Friday, February 11, 2011

Nostalgia on My Mind


This morning I’ve got nostalgia on my mind; not Georgia, nostalgia. I’m beginning to think that nostalgia is an affliction from which some of us suffer and others don’t. I used to think of it as a rose-colored-glasses kind of thing. Something I choose to feel as part of my optimistic tending personality. For instance, I choose to fondly remember my childhood on the farm and remain blithely unaware of the hard work and brutal nature of farm existence.  I’m now thinking it’s more chronic than that; it comes and goes but never completely leaves me.  Allow me to illustrate, when considering whether we should have dairy animals on the farm again we (my mother and I who suffer most greatly from this affliction when it comes to the farm animals and work) excitedly scoured the local ads and found a beautiful pair of Saanen goats and East Friesian sheep to bring home. Last fall we blissfully reveled at our fantastic finds and got just enough milk to make some soap and fabulous fresh chevre. “This is going to be so wonderful to have animals back on the farm again,” we thought. We were dreamy-eyed about the cheese, milk and soap bounty we would have the following year with three nannies and one ewe in milk.  Now fast forward to the present, we are in the middle of lambing/kidding season with one of the worst winters since I was a child on the farm. While we are still enjoying it and excitedly await every new arrival, you are more likely to hear us mutter, “What the hell were we thinking?!” Gone is that lovely pastoral image in our heads; in our face is the blowing snow and under our feet is the crunching ice from the last storm. Don’t get me wrong I’m not complaining about winter or having these animals to tend.  I love winter, particularly the snow which is blowing about this morning. I’m just slightly less nostalgic this morning as I stumble out the door into the biting wind to hay the animals, make sure everyone survived the night and break the ice from their water for the third time in the last twelve hours. 
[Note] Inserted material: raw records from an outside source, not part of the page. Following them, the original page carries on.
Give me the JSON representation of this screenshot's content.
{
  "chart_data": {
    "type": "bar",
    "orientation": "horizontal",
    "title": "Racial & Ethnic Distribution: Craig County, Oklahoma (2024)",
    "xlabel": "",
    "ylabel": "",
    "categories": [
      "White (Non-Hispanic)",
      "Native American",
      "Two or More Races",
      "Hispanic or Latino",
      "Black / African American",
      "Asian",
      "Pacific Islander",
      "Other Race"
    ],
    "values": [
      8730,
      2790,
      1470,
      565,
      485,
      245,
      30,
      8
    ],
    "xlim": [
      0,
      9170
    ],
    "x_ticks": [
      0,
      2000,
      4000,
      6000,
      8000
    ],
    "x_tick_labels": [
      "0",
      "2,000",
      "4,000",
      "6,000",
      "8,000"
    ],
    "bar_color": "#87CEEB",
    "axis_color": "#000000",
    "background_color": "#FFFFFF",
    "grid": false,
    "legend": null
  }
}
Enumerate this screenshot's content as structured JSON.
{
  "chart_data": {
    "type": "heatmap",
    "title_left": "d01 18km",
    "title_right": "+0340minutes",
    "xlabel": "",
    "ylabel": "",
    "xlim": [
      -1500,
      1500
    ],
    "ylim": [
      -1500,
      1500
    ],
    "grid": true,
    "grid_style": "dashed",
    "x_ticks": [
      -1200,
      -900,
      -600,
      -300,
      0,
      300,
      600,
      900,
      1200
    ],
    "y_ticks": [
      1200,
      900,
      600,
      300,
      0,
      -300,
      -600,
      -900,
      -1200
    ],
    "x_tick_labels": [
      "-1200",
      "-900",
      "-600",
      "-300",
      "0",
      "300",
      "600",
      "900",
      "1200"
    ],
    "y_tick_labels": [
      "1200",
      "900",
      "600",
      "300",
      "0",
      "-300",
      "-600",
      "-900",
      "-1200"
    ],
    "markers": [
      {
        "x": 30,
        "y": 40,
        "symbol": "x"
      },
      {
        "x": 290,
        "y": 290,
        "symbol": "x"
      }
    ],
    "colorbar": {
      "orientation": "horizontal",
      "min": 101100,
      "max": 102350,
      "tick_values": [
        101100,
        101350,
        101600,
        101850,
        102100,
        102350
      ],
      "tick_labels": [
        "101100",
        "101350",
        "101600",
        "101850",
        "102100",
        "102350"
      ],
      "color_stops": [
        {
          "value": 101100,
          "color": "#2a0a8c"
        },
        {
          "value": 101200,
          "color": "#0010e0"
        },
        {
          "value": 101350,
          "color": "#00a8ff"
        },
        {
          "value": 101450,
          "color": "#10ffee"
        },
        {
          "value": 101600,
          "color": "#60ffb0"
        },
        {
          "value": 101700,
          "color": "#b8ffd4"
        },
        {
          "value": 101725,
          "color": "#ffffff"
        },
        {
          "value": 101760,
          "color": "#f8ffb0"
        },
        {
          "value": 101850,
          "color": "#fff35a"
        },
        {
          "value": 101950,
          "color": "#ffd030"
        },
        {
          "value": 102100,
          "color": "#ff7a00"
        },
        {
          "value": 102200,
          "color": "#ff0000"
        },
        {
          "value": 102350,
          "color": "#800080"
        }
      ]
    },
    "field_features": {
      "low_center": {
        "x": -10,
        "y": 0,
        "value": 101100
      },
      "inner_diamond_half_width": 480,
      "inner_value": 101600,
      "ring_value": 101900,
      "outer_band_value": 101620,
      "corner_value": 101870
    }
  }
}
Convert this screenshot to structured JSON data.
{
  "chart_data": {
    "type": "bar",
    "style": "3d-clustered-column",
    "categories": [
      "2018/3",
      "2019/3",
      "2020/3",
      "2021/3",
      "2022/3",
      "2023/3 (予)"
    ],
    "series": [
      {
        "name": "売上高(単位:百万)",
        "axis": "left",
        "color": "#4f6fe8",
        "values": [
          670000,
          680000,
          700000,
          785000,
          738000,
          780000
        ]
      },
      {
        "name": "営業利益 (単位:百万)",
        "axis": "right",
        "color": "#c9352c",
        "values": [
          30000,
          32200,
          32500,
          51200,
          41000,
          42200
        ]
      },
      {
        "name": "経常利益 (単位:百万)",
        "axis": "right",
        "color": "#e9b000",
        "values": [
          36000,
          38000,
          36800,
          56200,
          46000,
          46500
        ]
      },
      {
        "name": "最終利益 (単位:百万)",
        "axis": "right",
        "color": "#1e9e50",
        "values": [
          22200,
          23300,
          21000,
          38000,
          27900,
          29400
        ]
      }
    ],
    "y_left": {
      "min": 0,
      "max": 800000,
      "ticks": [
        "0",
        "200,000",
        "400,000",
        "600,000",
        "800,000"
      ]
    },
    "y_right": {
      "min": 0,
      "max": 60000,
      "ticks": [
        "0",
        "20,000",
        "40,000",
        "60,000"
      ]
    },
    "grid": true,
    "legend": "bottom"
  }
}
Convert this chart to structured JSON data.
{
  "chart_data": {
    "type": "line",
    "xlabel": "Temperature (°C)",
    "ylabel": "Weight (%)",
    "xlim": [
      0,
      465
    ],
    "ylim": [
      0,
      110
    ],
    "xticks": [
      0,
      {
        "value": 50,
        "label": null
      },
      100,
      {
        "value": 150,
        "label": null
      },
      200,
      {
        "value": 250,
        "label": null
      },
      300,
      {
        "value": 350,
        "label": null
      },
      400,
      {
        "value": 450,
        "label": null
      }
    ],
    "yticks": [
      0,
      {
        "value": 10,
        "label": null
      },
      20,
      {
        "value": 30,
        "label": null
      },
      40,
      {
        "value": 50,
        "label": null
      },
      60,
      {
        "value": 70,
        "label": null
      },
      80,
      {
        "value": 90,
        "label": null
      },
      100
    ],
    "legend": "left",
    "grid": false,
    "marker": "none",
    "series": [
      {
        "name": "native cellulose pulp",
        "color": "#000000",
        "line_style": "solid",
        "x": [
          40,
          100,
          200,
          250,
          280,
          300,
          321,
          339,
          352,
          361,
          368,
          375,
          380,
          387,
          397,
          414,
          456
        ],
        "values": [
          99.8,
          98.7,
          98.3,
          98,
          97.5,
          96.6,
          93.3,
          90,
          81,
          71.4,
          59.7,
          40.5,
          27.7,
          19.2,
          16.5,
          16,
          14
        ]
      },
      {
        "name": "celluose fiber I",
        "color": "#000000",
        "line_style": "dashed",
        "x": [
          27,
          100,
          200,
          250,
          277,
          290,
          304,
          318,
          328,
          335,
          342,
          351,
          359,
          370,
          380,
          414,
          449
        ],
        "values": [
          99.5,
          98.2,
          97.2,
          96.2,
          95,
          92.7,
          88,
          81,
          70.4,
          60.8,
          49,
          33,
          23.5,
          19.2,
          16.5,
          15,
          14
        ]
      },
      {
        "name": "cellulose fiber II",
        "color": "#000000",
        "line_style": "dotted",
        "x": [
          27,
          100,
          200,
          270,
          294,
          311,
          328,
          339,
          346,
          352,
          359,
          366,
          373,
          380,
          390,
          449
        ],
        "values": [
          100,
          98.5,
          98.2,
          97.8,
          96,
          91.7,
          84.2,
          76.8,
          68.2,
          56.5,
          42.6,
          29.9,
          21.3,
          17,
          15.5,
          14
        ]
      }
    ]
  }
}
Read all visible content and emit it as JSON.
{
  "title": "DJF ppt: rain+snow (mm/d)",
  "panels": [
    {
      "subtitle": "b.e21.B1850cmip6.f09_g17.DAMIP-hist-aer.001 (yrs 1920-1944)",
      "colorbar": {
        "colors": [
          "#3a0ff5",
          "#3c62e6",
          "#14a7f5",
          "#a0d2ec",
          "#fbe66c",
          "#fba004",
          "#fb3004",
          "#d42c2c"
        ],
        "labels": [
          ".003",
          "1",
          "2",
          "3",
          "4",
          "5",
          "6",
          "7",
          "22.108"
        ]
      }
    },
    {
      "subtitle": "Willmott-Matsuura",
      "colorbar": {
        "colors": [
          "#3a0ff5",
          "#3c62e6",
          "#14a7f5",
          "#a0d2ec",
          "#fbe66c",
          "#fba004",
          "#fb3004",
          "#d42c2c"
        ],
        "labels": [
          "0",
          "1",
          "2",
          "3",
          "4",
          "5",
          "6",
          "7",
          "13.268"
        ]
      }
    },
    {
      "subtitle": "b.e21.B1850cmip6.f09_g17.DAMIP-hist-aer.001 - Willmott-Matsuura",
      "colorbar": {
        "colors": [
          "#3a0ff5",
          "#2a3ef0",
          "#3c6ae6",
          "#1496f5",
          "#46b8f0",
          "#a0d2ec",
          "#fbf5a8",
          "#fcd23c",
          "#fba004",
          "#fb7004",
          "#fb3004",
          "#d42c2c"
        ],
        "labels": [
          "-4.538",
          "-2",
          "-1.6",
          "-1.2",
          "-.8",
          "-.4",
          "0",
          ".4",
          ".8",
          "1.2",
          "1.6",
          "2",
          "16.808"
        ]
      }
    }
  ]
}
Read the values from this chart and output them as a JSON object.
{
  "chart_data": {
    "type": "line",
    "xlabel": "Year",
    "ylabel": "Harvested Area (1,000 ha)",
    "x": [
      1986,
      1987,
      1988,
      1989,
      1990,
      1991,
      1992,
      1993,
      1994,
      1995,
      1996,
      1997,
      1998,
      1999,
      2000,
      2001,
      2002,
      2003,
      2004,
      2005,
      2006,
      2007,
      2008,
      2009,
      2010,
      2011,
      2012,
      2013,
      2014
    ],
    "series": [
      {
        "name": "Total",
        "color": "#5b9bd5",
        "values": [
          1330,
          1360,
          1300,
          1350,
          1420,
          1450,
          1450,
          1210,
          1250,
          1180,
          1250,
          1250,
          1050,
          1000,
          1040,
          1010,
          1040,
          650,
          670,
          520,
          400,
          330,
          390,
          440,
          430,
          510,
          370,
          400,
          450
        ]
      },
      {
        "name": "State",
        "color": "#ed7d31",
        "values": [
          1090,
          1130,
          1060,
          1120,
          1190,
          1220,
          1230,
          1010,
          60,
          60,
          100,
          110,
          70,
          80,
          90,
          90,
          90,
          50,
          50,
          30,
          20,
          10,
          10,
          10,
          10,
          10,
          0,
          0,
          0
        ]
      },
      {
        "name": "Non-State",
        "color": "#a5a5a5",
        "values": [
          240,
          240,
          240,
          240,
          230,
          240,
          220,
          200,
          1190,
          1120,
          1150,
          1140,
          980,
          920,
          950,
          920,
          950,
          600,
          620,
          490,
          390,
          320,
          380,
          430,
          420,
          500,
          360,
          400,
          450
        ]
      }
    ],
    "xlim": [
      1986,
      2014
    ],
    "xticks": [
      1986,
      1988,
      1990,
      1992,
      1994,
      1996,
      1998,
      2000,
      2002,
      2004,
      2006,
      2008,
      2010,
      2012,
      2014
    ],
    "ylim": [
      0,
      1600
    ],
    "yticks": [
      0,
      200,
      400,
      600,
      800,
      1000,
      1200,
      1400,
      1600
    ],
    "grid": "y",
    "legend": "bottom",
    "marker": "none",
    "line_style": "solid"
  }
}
Wednesday, February 2, 2011

Lamb Naming Contest

Help Riverbluff Farm name our new baby girls. If we choose the name you suggest, we will send you complimentary goat/sheep milk soap and bath salt goodies. You have until February 23rd (the lambs' one month birthday) to comment with your suggestion. Winners and the official birth announcement will be posted on March 1.




Monday, January 24, 2011

Wake Up Call

Sometimes, I truly can't tell if it's a blessing or a curse to have such an industrious child.  Then I think, maybe it's just the hour at which all this industriousness strikes her. You see I've always been a night owl, doing my best thinking, creating and such around midnight to 2 am. Also, when I wake up (I should say when I finally pry my eyelids open and roll out of bed and stumble to the coffee pot) I need a few hours and a few cups of coffee to get going. My ideal breakfast time is 10am.
Not Ella.
She springs forth from the covers eyes bright, thoughts and ideas already churning so fast she's mid sentence before her feet ever hit the floor. One of the first things to come out of her mouth is "I'm hungry, Mama."  I know everyone's thinking "big deal, pour the kid a bowl of cold cereal, sit at the table and drink your coffee while she eats. That's what moms do, they adjust."
Not Ella.
She has to make her breakfast, and when I say make, I mean bake something from scratch. Usually she asks for cupcakes, we actually make whole grain fruit and nut muffins, which works great until someone tells her the difference. This morning we made cranberry raisin scones with orange-yogurt glaze.
I have to say, I think my body is adjusting after nearly 3 years of this routine. Today is a day of change; she begins her first day of preschool. I know she is looking forward to it much more than I am. Suddenly all that free time I was planning to have is not nearly as precious as all of my Ella time. So, today I am grateful for our routine even when it does come at 5am.